NEW ORLEANS — We've all seen the damages in Florida from Hurricane Ian, and know the same could have happened in Southeast Louisiana.
Some insurance companies have pulled out of Louisiana because of past hurricane damages at home.
So how will these new Florida insurance claims affect our rates?
The insurance commissioner says if we can just get through October without costly hurricane damage, he is starting to get interest from insurance companies who want to come back and do business here again.
But here's what you can expect with your homeowners insurance. This is not about the new 2.0 flood insurance increases.
The state insurance commissioner says you should expect your homeowners insurance rate to increase. The question is will it be a little or a lot? He says that it all depends on the cost of Hurricane Ian's damages in Florida.
“If it's (similar to) Ida, then it will not have a significant effect on rates. If it's twice (as high as) Katrina, it will have a dramatic effect increasing costs on homeowners insurance, and commercial property insurance in our state, the state that is most vulnerable to hurricane events,” said Louisiana Insurance Commissioner Jim Donelon.

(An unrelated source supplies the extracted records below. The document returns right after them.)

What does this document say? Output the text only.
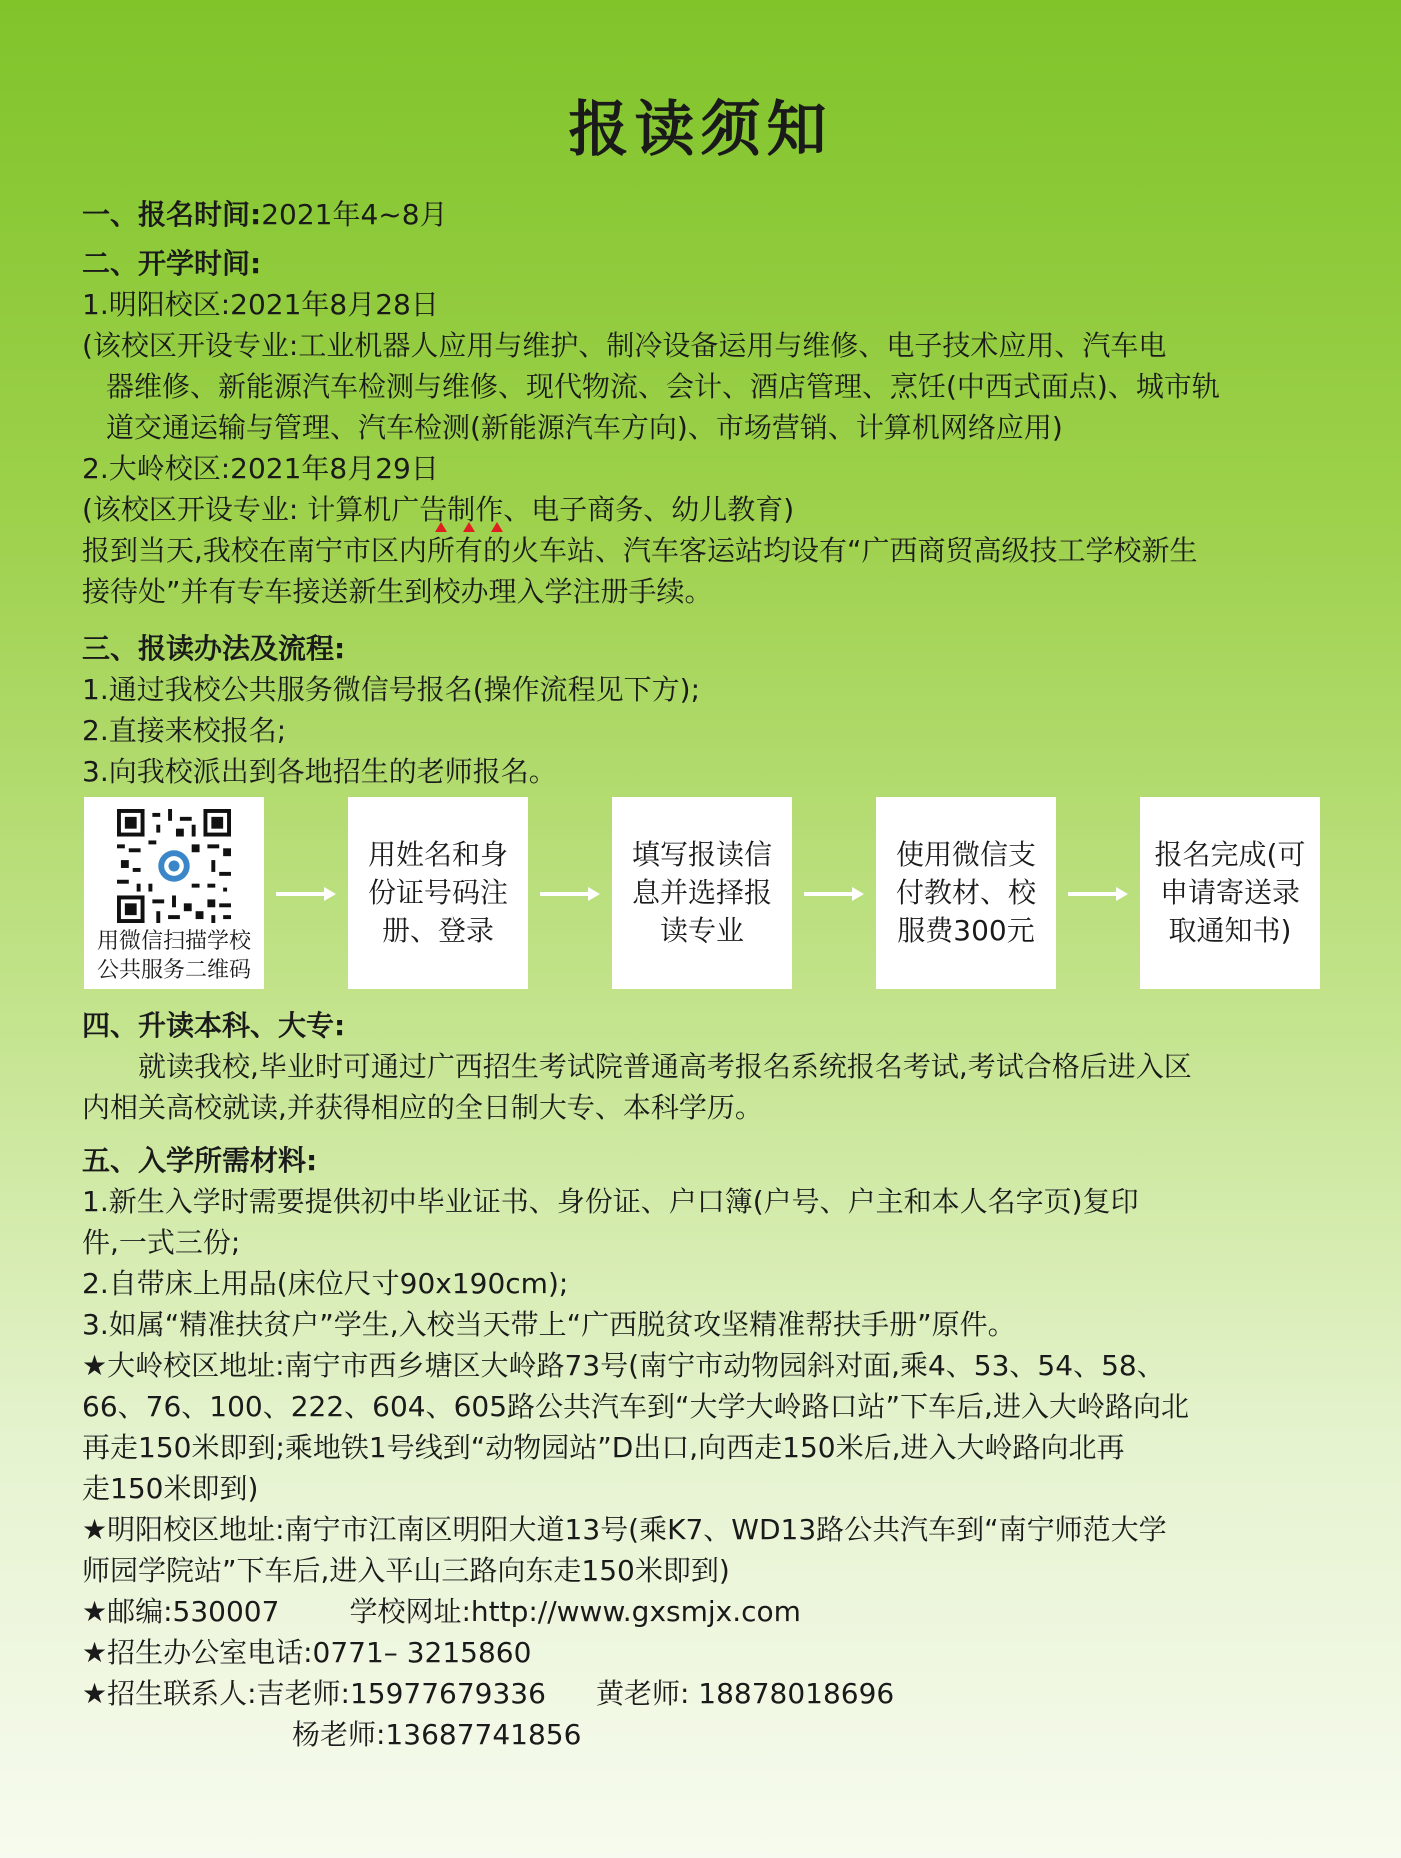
报读须知
一、报名时间:2021年4~8月
二、开学时间:
1.明阳校区:2021年8月28日
(该校区开设专业:工业机器人应用与维护、制冷设备运用与维修、电子技术应用、汽车电
器维修、新能源汽车检测与维修、现代物流、会计、酒店管理、烹饪(中西式面点)、城市轨
道交通运输与管理、汽车检测(新能源汽车方向)、市场营销、计算机网络应用)
2.大岭校区:2021年8月29日
(该校区开设专业: 计算机广告制作、电子商务、幼儿教育)
报到当天,我校在南宁市区内所有的火车站、汽车客运站均设有“广西商贸高级技工学校新生
接待处”并有专车接送新生到校办理入学注册手续。
三、报读办法及流程:
1.通过我校公共服务微信号报名(操作流程见下方);
2.直接来校报名;
3.向我校派出到各地招生的老师报名。
用微信扫描学校
公共服务二维码
用姓名和身份证号码注册、登录
填写报读信息并选择报读专业
使用微信支付教材、校服费300元
报名完成(可申请寄送录取通知书)
四、升读本科、大专:
就读我校,毕业时可通过广西招生考试院普通高考报名系统报名考试,考试合格后进入区
内相关高校就读,并获得相应的全日制大专、本科学历。
五、入学所需材料:
1.新生入学时需要提供初中毕业证书、身份证、户口簿(户号、户主和本人名字页)复印
件,一式三份;
2.自带床上用品(床位尺寸90x190cm);
3.如属“精准扶贫户”学生,入校当天带上“广西脱贫攻坚精准帮扶手册”原件。
★大岭校区地址:南宁市西乡塘区大岭路73号(南宁市动物园斜对面,乘4、53、54、58、
66、76、100、222、604、605路公共汽车到“大学大岭路口站”下车后,进入大岭路向北
再走150米即到;乘地铁1号线到“动物园站”D出口,向西走150米后,进入大岭路向北再
走150米即到)
★明阳校区地址:南宁市江南区明阳大道13号(乘K7、WD13路公共汽车到“南宁师范大学
师园学院站”下车后,进入平山三路向东走150米即到)
★邮编:530007	学校网址:http://www.gxsmjx.com
★招生办公室电话:0771– 3215860
★招生联系人:吉老师:15977679336 黄老师: 18878018696
杨老师:13687741856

Insurance agent, Stephen Lovecchio says inflation of building materials is causing an increase. One quote he just got on a client went from in the $3,000 range to the $21,000 range. He agrees next year’s premiums will be higher than this year's.
“After hurricane Ian hit Florida, there's only a finite amount of money for hurricane risk in the gulf coast region of North America, and I think Ian just took it all,” said Lovecchio, who runs Lovecchio Insurance Agency in New Orleans.
Here's why: There are only about a dozen big reinsurance companies worldwide. The companies we deal with all buy their insurance from them. And that cost of reinsurance is going up. And keep in mind they are covering natural disasters across the planet, and only have so much money in reserve.
“They'll give you the money, and they'll pay the claim, and they've paid every claim ever since they've been around for 300 years, but they need to get their money back quick, because they're waiting for the next one,” said Lovecchio.
He says Louisiana needs to incentivize private insurance companies to sell here. In the free market, competition drives prices down. Also, you may see hurricane deductibles go higher. And all the lawsuits in Louisiana and Florida cost insurance companies money, and tie up claims for years.
“We now have the highest property rates in the nation, and we're not a rich state. A larger percent of people's incomes go to pay for insurance to live in Southeast Louisiana,” he noted.
So what can you do.
1. Get an agent who can shop both home and flood insurance for you. There is no out-of-pocket cost for that.
2. Some are now combining pieces of coverage from different companies to get you a lower rate.